Следом, грохоча по мостовой начищенными до блеска сапогами, из-за поворота на улицу Вязов, выдвинулись сомкнутые ряды высоких молодчиков в малиновых мундирах, кирасах и меховых шапках, украшенных столичным гербом. Их было не менее сотни, статных красавцев-усачей. Карабины наперевес, пристёгнутые к воронённым стволам штыки. Гвардия. Они застыли позади полицейских машин, позволяя констеблям первыми вступить в переговоры. Переговоры! Элен смотрела на зарябившие в глаз синие и малиновые мундиры и не верила тому, что видит. Переговоры? На мирную беседу не отправляются с ружьями и штыками! В воздухе, перекрывая запах гари и пота, поплыл новый зловещий аромат. Едкий, удушливый и мерзкий. Запах назревающей бойни.

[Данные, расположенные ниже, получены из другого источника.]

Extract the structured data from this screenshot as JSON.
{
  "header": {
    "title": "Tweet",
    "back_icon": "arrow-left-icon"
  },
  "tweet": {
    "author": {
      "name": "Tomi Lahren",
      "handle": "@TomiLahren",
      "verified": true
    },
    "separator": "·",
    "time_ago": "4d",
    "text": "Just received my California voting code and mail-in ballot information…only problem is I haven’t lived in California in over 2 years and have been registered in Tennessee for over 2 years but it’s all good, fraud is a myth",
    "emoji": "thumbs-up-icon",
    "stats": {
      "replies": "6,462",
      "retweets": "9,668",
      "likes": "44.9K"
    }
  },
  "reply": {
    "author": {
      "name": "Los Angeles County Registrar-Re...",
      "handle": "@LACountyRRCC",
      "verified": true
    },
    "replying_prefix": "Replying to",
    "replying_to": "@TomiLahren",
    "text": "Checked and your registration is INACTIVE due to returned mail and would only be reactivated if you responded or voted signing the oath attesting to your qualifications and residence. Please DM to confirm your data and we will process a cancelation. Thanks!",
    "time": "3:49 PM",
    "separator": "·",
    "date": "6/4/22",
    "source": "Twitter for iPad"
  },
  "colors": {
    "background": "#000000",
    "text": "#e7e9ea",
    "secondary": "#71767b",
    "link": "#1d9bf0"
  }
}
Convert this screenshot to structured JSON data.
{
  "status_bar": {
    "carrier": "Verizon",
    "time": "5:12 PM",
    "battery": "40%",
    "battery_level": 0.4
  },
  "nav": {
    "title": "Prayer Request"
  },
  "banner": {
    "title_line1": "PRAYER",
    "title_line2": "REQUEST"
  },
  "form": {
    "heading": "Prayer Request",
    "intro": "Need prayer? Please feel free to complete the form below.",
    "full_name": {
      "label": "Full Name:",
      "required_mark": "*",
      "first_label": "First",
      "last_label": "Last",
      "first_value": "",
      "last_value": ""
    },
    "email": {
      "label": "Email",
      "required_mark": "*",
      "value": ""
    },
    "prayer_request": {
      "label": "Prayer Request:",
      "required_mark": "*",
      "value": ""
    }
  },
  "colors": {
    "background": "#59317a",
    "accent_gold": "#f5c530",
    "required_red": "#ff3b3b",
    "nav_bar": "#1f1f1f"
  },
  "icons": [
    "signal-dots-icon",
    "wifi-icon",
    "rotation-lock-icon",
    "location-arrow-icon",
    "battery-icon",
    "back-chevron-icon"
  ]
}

И как в довершение начатого представления, где-то высоко над головой Элен загудели вращающиеся лопасти мотогондолы. Девушка задрала голову и увидела, как над рыночной площадью завис небольшой паровой дирижабль, мягкого типа, с шарообразной оболочкой, компактной подвесной гондолой и выдвинутыми подобно крыльям несущими плоскостями с установленными винтовыми двигателями. Скромных познаний девушки хватило, чтобы определить этот небольшой дирижабль как один из полицейских, патрулирующих улицы в тесных кварталах городских высотных зданий. Дирижабль проплыл над рыночной площадью, совершил круговой манёвр, и застыл над рассредоточившимися за паромашинами констеблями на высоте в тридцать ярдов. Из чрева подвесной гондолы, прямо под рубкой пилота, высунулось жерло безоткатного орудия.
Тихий ропот забастовавших рабочих перешёл в угрожающий звон. Демонстранты поняли не хуже Элен, что встречают их отнюдь не с белым флагом и хлеб-соль никто предлагать не собирается. Так же было понятно и ежу, что палками от плакатов и шестами от знамён особо не повоюешь с карабинами и дирижаблем. Но девушке показалось, что эти люди, на чьих лицах было написано отчаяние и злость, пришли вовсе не воевать. Они пришли просить. Что просить? То, что как они считают, у них отняли. То, что им не дают. Элен подумала, что знает, чего они хотят.